Solution: I added an object variable to my tower (called “instanceTimer” here), and increment that using a scene timer. I then base the shooting off of that object variable rather than a scene or object timer. That object variable is different for each instance (since its initiated at 0 every time one is created), and this allows for the desired output.
But for some reason this solution sems … inelegant to me. Is there a better way to get a timer of an object where each instance has a different value?
There are literal Object timers in the engine. It seems like you’re basically manually recreating that logic using a scene timer and object variables instead.
You should use an object timer (along with a “For Each” event) instead of a scene timer.
By using an object timer, you wouldn’t even need to know row/column of an object. Just “For Each defender2” as an event, then the condition of “Timer firerate of Defender2 is greater than yoursecondsvalue here” with your actions to fire, and in the same event reset the object timer. Object timers are unique per instance of an object.
but right now your events are using Scene timers, which are not unique per object (as they’re for the whole scene), and are completely different conditions/actions than object timers.
By using Object Timer events, they will only be created on the instances selected by the conditions (and why you would use a “For each” event type, rather than a normal event with the “Select all objectname” condition)
Ah, its not the regular event list. I see it now. Okay, I thought my primary issue was the objet timer but I think it was because I was originally using “all objects” instead of “for each object”. Thanks! Will try it out and report back.

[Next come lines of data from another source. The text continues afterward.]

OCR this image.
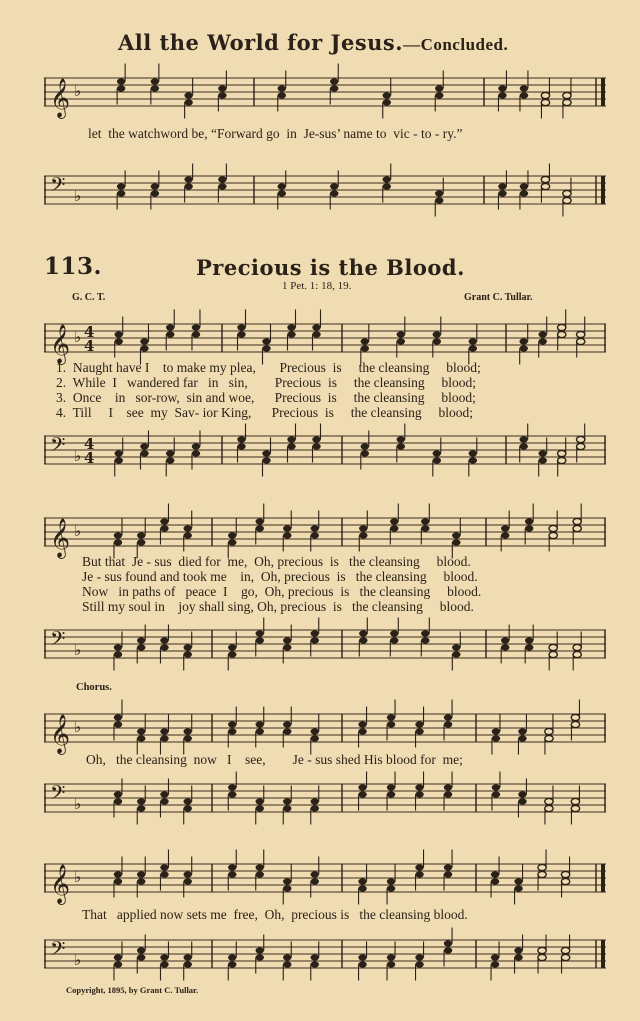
All the World for Jesus.—Concluded.
𝄞 ♭
let  the watchword be, “Forward go  in  Je-sus’ name to  vic - to - ry.”
𝄢 ♭
113.	Precious is the Blood.
1 Pet. 1: 18, 19.
G. C. T.	Grant C. Tullar.
𝄞 ♭ 4
4
1.  Naught have I    to make my plea,       Precious  is     the cleansing     blood;
2.  While  I   wandered far   in   sin,        Precious  is     the cleansing     blood;
3.  Once    in   sor-row,  sin and woe,      Precious  is     the cleansing     blood;
4.  Till     I    see  my  Sav- ior King,      Precious  is     the cleansing     blood;
𝄢 ♭
4
4
𝄞 ♭
But that  Je - sus  died for  me,  Oh, precious  is   the cleansing     blood.
Je - sus found and took me    in,  Oh, precious  is   the cleansing     blood.
Now   in paths of   peace  I    go,  Oh, precious  is   the cleansing     blood.
Still my soul in    joy shall sing, Oh, precious  is   the cleansing     blood.
𝄢 ♭
Chorus.
𝄞 ♭
Oh,   the cleansing  now   I    see,        Je - sus shed His blood for  me;
𝄢 ♭
𝄞 ♭
That   applied now sets me  free,  Oh,  precious is   the cleansing blood.
𝄢 ♭
Copyright, 1895, by Grant C. Tullar.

@Silver-Streak I didn’t know whether to make a new post or to add on to this one
There’s something weird going on in my game, that I can’t figure out. (Maybe i just don’t understand timers in GDevelop). Maybe you, or another contributor in the forum, can help me out?
Notice in the video, how the third instance only shoots one bullet. And the four instance only shoots two bullets. They all should shoot three bullets at a time from the above code, correct? What am I doing wrong?
Also, the more instances I create, the weirder it gets. Any ideas thoughts?
I played around with the bullet cooldown (currently set at 0.01), the game’s FPS (currently a minimum of 60 and maximum of 120), and even trying my old original code. Nothing seems to get all instances of my “defender2” object to do the desired behavior.
Figured out it was the “Trigger Once” condition that was causing the issue. Completely removing it “fixed” the problem but caused the undesired output of a million bullets being fired during that 1 second time interval. This, plus changing the bullet cool down period to 0.5 seconds, is what I came up with that works.
I was messing with a Mario type game earlier. Making those yellow blocks that lose platform behavior for so many seconds after collision. I had set up a timer on the block for 10 seconds. The problem was that every block would gain its behavior back at the same time. I’m still a noob so I assumed all the same objects would share an object timer. So I got frustrated and started cleaning up the mess to try a different approach. But after removing a couple starts and stops, it works perfectly. Each block has its own 10 seconds on individual time frames. It was really simple too. 2 things.
I have player collision with block while block is on animation 0. From there it will change the animation to 1, deactivate it’s behavior, and start an object timer.
Then I have “timer is greater than 10 seconds.” will activate its platform behavior again and set the animation back to 0.
That’s all. Nothing anywhere else. If you’d seen what all junk I had going on you’d shake your head. Lol.
I know this isn’t the same thing but it is about object timers and maybe this will help.